Dr. Tim Mitchell superintends a school district with a student body the size of the entire town of Pierre and a staff (teachers, sweepers, everybody) the size of Volga or Webster. As he discussed the Rapid City Area Schools’ property-tax opt-out yesterday at the Black Hills Forum and Press Club, he acknowledged that state law forbids him from doing anything but offering factual information about the opt-out. He cannot use his office or any public resources to promote the opt-out if it goes to a public vote (and my understanding is that petitioners are ready to go).
But listeners could tell Dr. Mitchell wants to advocate for his city of students and staff.
Mitchell’s people are doing good work. Rapid City schools are increasing the Native American graduation rate (but remember: in this difficult field, progress means rising from 34% to 39%). Overall attendance has improved from 94% to 95%. Indian education specialist Junior Bettelyoun has increased recruitment of Native American staff. Rapid City is beating the state and nation on average ACT scores. The district is on the Advanced Placement honor roll.
Mitchell’s people score these achievements in a district that exceeds the state average for “gap” students (poor, minority, special needs). Rapid City has more homeless students than Chamberlain, Mitchell’s previous district, has students.
Amidst these increasing needs, Dr. Mitchell has overseen a funding decline from a peak general fund of $82.4 million in FY2010 to a four-year flatline of $79 million. (Fall enrollment FY 2010: 13,126. Fall enrollment FY2014: 13,702.) Throughout his five-year tenure at Rapid City, Dr. Mitchell has had to do more with less. He’s had to continue the decade-plus trend that nearly every school in South Dakota has faced of cutting opportunities for students just to keep the lights on in the math and English classrooms.

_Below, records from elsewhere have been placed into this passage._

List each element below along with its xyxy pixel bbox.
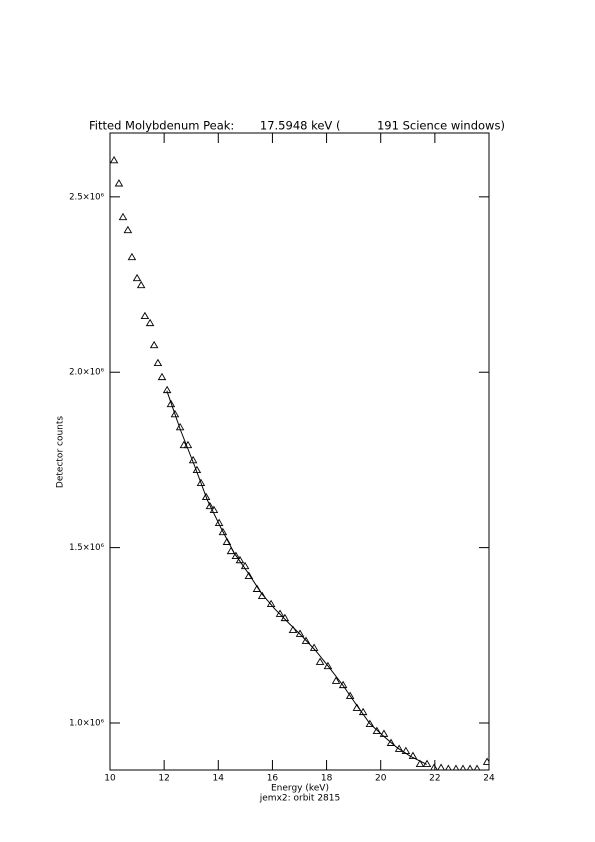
data-point [218,527,228,536]
x-tick-label: 22 [429,774,440,784]
chart-title: Fitted Molybdenum Peak: 17.5948 keV ( 19… [89,119,505,133]
data-point [473,764,481,770]
y-axis-label: Detector counts [56,416,66,488]
data-point [231,551,241,559]
data-point [196,478,206,487]
data-point [365,719,375,727]
data-point [437,763,445,770]
data-point [201,492,211,501]
data-point [110,155,119,164]
data-point [166,399,176,408]
fit-line [166,390,427,765]
data-point [415,759,425,767]
data-point [157,372,167,381]
data-point [149,340,159,349]
data-point [338,680,348,689]
data-point [132,273,142,282]
x-tick-label: 14 [213,774,225,784]
data-point [244,571,254,579]
data-point [331,676,341,684]
x-tick-label: 24 [483,774,495,784]
data-point [153,358,163,367]
subtitle: jemx2: orbit 2815 [259,794,340,804]
data-point [372,726,382,735]
data-point [205,501,215,510]
data-point [295,629,305,637]
data-point [323,661,333,670]
data-point [118,212,128,221]
plot-frame [109,132,490,771]
data-point [394,744,404,752]
data-point [170,409,180,418]
x-axis-label: Energy (keV) [271,784,329,794]
y-tick-label: 1.0×10⁶ [69,718,104,728]
data-point [179,440,189,449]
x-tick-label: 20 [375,774,387,784]
plot-area [110,155,489,770]
data-point [315,657,325,665]
data-point [140,311,150,320]
y-tick-label: 2.0×10⁶ [69,368,104,378]
data-point [466,764,474,770]
data-point [275,609,285,617]
x-tick-label: 18 [321,774,333,784]
data-point [136,280,146,289]
data-point [408,751,418,759]
y-tick-label: 1.5×10⁶ [69,543,104,553]
data-point [266,599,276,608]
data-point [430,763,438,770]
data-point [145,318,155,327]
data-point [345,691,355,699]
x-tick-label: 12 [158,774,169,784]
data-point [452,764,460,770]
data-point [235,555,245,564]
data-point [445,764,452,770]
data-point [114,179,124,187]
data-point [127,252,137,261]
data-point [301,636,311,644]
x-tick-label: 10 [104,774,116,784]
x-tick-label: 16 [267,774,279,784]
data-point [123,225,133,234]
y-tick-label: 2.5×10⁶ [69,192,104,202]
data-point [386,738,396,746]
data-point [214,518,224,527]
data-point [459,764,467,770]
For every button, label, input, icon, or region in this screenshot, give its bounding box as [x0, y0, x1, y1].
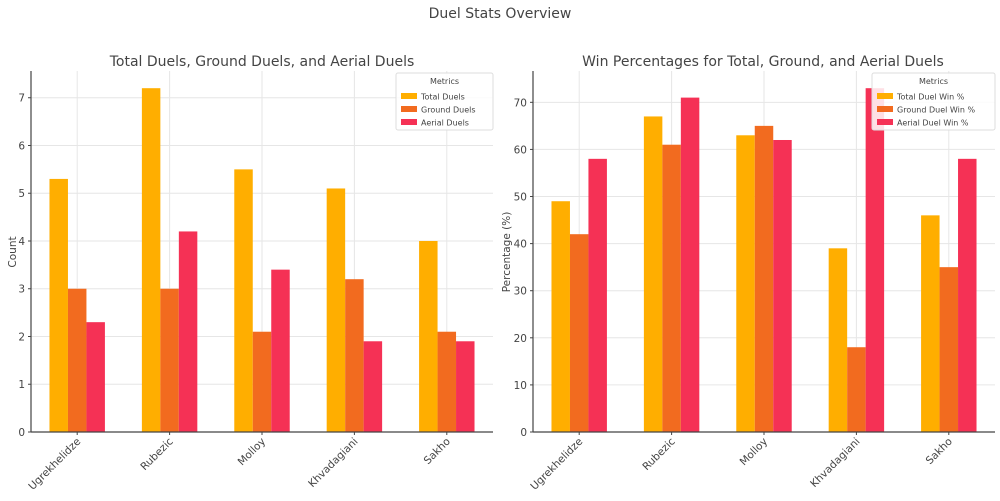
y-axis-label: Count: [7, 236, 19, 267]
legend: Metrics Total Duel Win % Ground Duel Win %…: [871, 72, 996, 131]
bar: [773, 139, 792, 433]
bar: [86, 322, 105, 432]
y-tick-label: 1: [18, 379, 25, 391]
figure-suptitle: Duel Stats Overview: [429, 6, 572, 22]
legend-swatch: [877, 106, 893, 112]
x-tick-label: Rubezic: [138, 435, 175, 472]
x-tick-label: Molloy: [738, 436, 771, 469]
bar: [345, 279, 364, 432]
legend-label: Aerial Duels: [421, 119, 469, 128]
chart-total-duels: Total Duels, Ground Duels, and Aerial Du…: [7, 54, 494, 493]
y-tick-label: 20: [514, 333, 527, 345]
series-total-duel-win-: [551, 116, 940, 433]
legend-box: [871, 72, 996, 131]
legend-swatch: [401, 106, 417, 112]
y-tick-label: 2: [18, 331, 25, 343]
x-tick-label: Rubezic: [640, 435, 677, 472]
bar: [160, 288, 179, 432]
bar: [847, 347, 866, 432]
series-total-duels: [49, 88, 438, 432]
bar: [643, 116, 663, 432]
series-aerial-duel-win-: [588, 88, 977, 433]
legend-label: Total Duel Win %: [896, 93, 965, 102]
bar: [958, 158, 977, 432]
bar: [141, 88, 161, 432]
bar: [865, 88, 885, 432]
bar: [551, 201, 570, 432]
y-tick-label: 5: [18, 188, 25, 200]
legend-box: [395, 72, 494, 131]
y-tick-label: 4: [18, 236, 25, 248]
bar: [419, 240, 438, 432]
y-tick-label: 50: [514, 192, 527, 204]
y-tick-label: 60: [514, 144, 527, 156]
legend-swatch: [877, 119, 893, 125]
bar: [939, 267, 959, 432]
x-tick-label: Sakho: [422, 436, 453, 467]
bar: [271, 269, 290, 432]
bar: [178, 231, 198, 432]
y-tick-label: 30: [514, 286, 527, 298]
legend-title: Metrics: [919, 77, 948, 86]
legend-swatch: [877, 93, 893, 99]
legend-label: Total Duels: [420, 93, 465, 102]
y-tick-label: 0: [520, 427, 527, 439]
bar: [828, 248, 848, 432]
series-ground-duel-win-: [569, 125, 959, 433]
x-tick-label: Sakho: [924, 436, 955, 467]
y-tick-label: 6: [18, 140, 25, 152]
bar: [588, 158, 607, 432]
y-tick-label: 7: [18, 93, 25, 105]
series-aerial-duels: [86, 231, 475, 432]
chart-title: Win Percentages for Total, Ground, and A…: [582, 54, 944, 70]
bar: [252, 331, 272, 432]
legend: Metrics Total Duels Ground Duels Aerial Due…: [395, 72, 494, 131]
y-tick-label: 70: [514, 97, 527, 109]
y-axis-label: Percentage (%): [501, 212, 513, 293]
bar: [234, 169, 253, 432]
legend-label: Aerial Duel Win %: [897, 119, 969, 128]
bar: [680, 97, 700, 432]
bar: [569, 234, 589, 432]
legend-label: Ground Duel Win %: [897, 106, 975, 115]
bar: [67, 288, 87, 432]
bar: [921, 215, 940, 432]
bar: [754, 125, 774, 433]
x-tick-label: Khvadagiani: [306, 436, 360, 490]
x-tick-label: Khvadagiani: [808, 436, 862, 490]
y-tick-label: 0: [18, 427, 25, 439]
y-tick-label: 40: [514, 239, 527, 251]
series-ground-duels: [67, 279, 457, 432]
bar: [662, 144, 681, 433]
legend-title: Metrics: [430, 77, 459, 86]
bar: [363, 341, 383, 432]
x-tick-label: Ugrekhelidze: [528, 436, 585, 493]
legend-swatch: [401, 119, 417, 125]
y-tick-label: 10: [514, 380, 527, 392]
bar: [736, 135, 755, 433]
chart-win-percentages: Win Percentages for Total, Ground, and A…: [501, 54, 996, 493]
bar: [49, 178, 68, 432]
legend-swatch: [401, 93, 417, 99]
bar: [326, 188, 346, 432]
bar: [456, 341, 475, 432]
bar: [437, 331, 457, 432]
x-tick-label: Molloy: [236, 436, 269, 469]
legend-label: Ground Duels: [421, 106, 476, 115]
y-tick-label: 3: [18, 284, 25, 296]
x-tick-label: Ugrekhelidze: [26, 436, 83, 493]
chart-title: Total Duels, Ground Duels, and Aerial Du…: [109, 54, 415, 70]
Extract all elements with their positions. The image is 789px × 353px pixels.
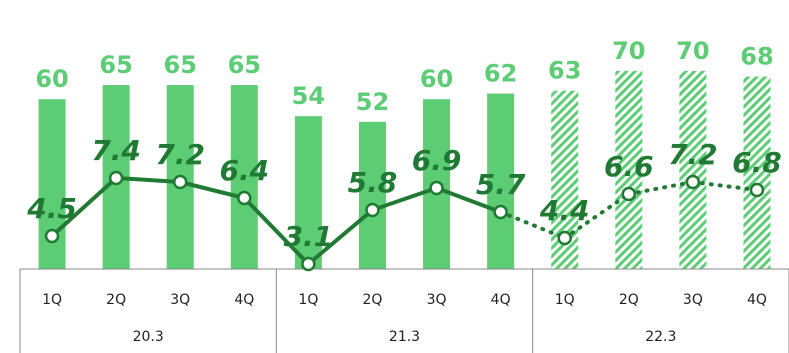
line-point — [365, 202, 380, 218]
category-label: 3Q — [170, 292, 190, 308]
group-label: 21.3 — [389, 329, 420, 345]
bar — [38, 99, 66, 269]
line-point — [429, 180, 444, 196]
bar — [487, 93, 515, 269]
category-label: 4Q — [234, 292, 254, 308]
line-segment — [370, 186, 439, 212]
line-point — [108, 170, 124, 186]
line-point — [237, 190, 252, 206]
group-label: 22.3 — [645, 329, 676, 345]
line-value-label: 3.1 — [284, 220, 334, 253]
line-segment — [306, 208, 375, 266]
line-point — [301, 256, 316, 272]
line-point — [44, 228, 60, 244]
line-value-label: 4.5 — [26, 192, 77, 225]
bar-value-label: 65 — [228, 51, 261, 79]
category-label: 4Q — [747, 292, 767, 308]
line-segment — [690, 180, 759, 192]
line-segment — [114, 176, 183, 184]
line-point — [557, 230, 572, 246]
bar-value-label: 54 — [292, 82, 325, 110]
line-segment — [242, 196, 311, 266]
line-segment — [626, 180, 695, 196]
line-value-label: 6.9 — [412, 144, 462, 177]
line-segment — [434, 186, 503, 214]
bar-value-label: 52 — [356, 88, 389, 116]
bar — [743, 76, 771, 269]
line-value-label: 5.8 — [348, 166, 398, 199]
line-value-label: 7.2 — [155, 138, 205, 171]
bar-value-label: 63 — [548, 57, 581, 85]
line-point — [493, 204, 508, 220]
line-segment — [178, 180, 247, 200]
category-label: 4Q — [491, 292, 511, 308]
line-point — [172, 174, 188, 190]
bar — [679, 70, 707, 270]
line-point — [749, 182, 765, 198]
bar-value-label: 60 — [420, 65, 453, 93]
category-label: 1Q — [42, 292, 62, 308]
line-segment — [498, 210, 567, 240]
bar-value-label: 65 — [164, 51, 197, 79]
bar — [294, 116, 322, 270]
line-value-label: 7.2 — [668, 138, 718, 171]
category-label: 2Q — [619, 292, 639, 308]
line-value-label: 7.4 — [91, 134, 141, 167]
bar-value-label: 65 — [99, 51, 132, 79]
category-label: 1Q — [555, 292, 575, 308]
category-label: 3Q — [427, 292, 447, 308]
bar — [358, 121, 386, 269]
line-value-label: 6.8 — [732, 146, 782, 179]
bar-value-label: 68 — [740, 43, 773, 71]
line-point — [621, 186, 637, 202]
line-segment — [562, 192, 631, 240]
bar-value-label: 60 — [35, 65, 68, 93]
category-label: 1Q — [298, 292, 318, 308]
bar — [230, 85, 258, 269]
category-label: 2Q — [106, 292, 126, 308]
line-value-label: 5.7 — [476, 168, 526, 201]
line-value-label: 6.4 — [219, 154, 269, 187]
bar-value-label: 70 — [676, 37, 709, 65]
bar-value-label: 62 — [484, 60, 517, 88]
line-value-label: 6.6 — [604, 150, 654, 183]
category-label: 3Q — [683, 292, 703, 308]
line-point — [685, 174, 701, 190]
line-value-label: 4.4 — [539, 194, 590, 227]
bar — [615, 70, 643, 270]
category-label: 2Q — [362, 292, 382, 308]
bar-value-label: 70 — [612, 37, 645, 65]
group-label: 20.3 — [133, 329, 164, 345]
line-segment — [50, 176, 119, 238]
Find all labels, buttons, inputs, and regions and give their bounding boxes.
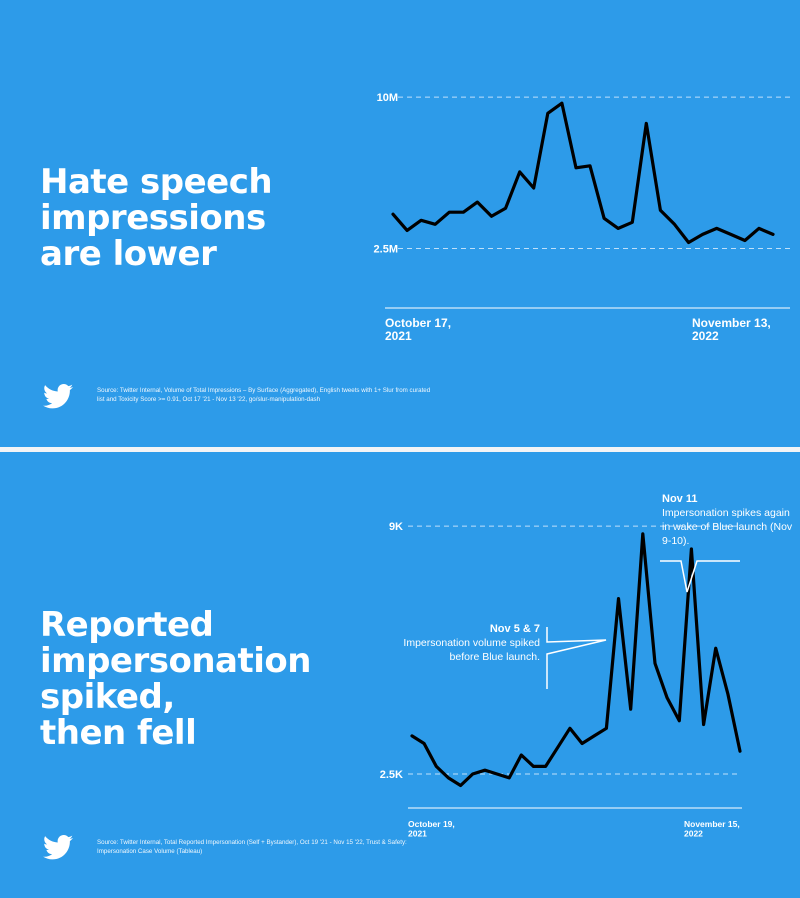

The six-million-dollar, five-year opt-out doesn’t put any of those lost opportunities back. Dr. Mitchell says the additional revenue will only let his school stop cutting and keep the programs, staff, and bus routes it has now. Overturn the opt-out, and Mitchell says the district will need to cut 85 staff.
RCAS board member Jeff Nelsen asked Superintendent Mitchell to address the suggestion some budget hawks make to cut extracurricular activities. Dr. Mitchell said Rapid City’s extracurriculars cost two million dollars, a third of the opt-out and a mere 4% of the total general fund. For that fractional investment, the community gets programs that impact every student, keep kids in school, and improve academic performance. And the district is already telling its coaches to cut their budgets 10%.
Asked about public charges that he lacks leadership, Dr. Mitchell said it is hard to “deconstruct education,” to “take programs away from kids.” The trade-offs, the pain of such actions, the knowledge that he is hurting the kids he is called to serve arouse emotion that caused him to pause in his speech, just as he said it causes him to pause in his decision-making process as he asks, Is this the best we can do for our kids? Must we really take all these programs away just to keep the school open?
If a referendum arises, Dr. Mitchell can’t advocate, but I will, and Rapid City parents should. Your stingy state is shortchanging your kids. Until Rapid City changes its legislators (that’s next year), Rapid City will have to reach into its own pockets to bear the cost of keeping rich educational opportunities for its kids.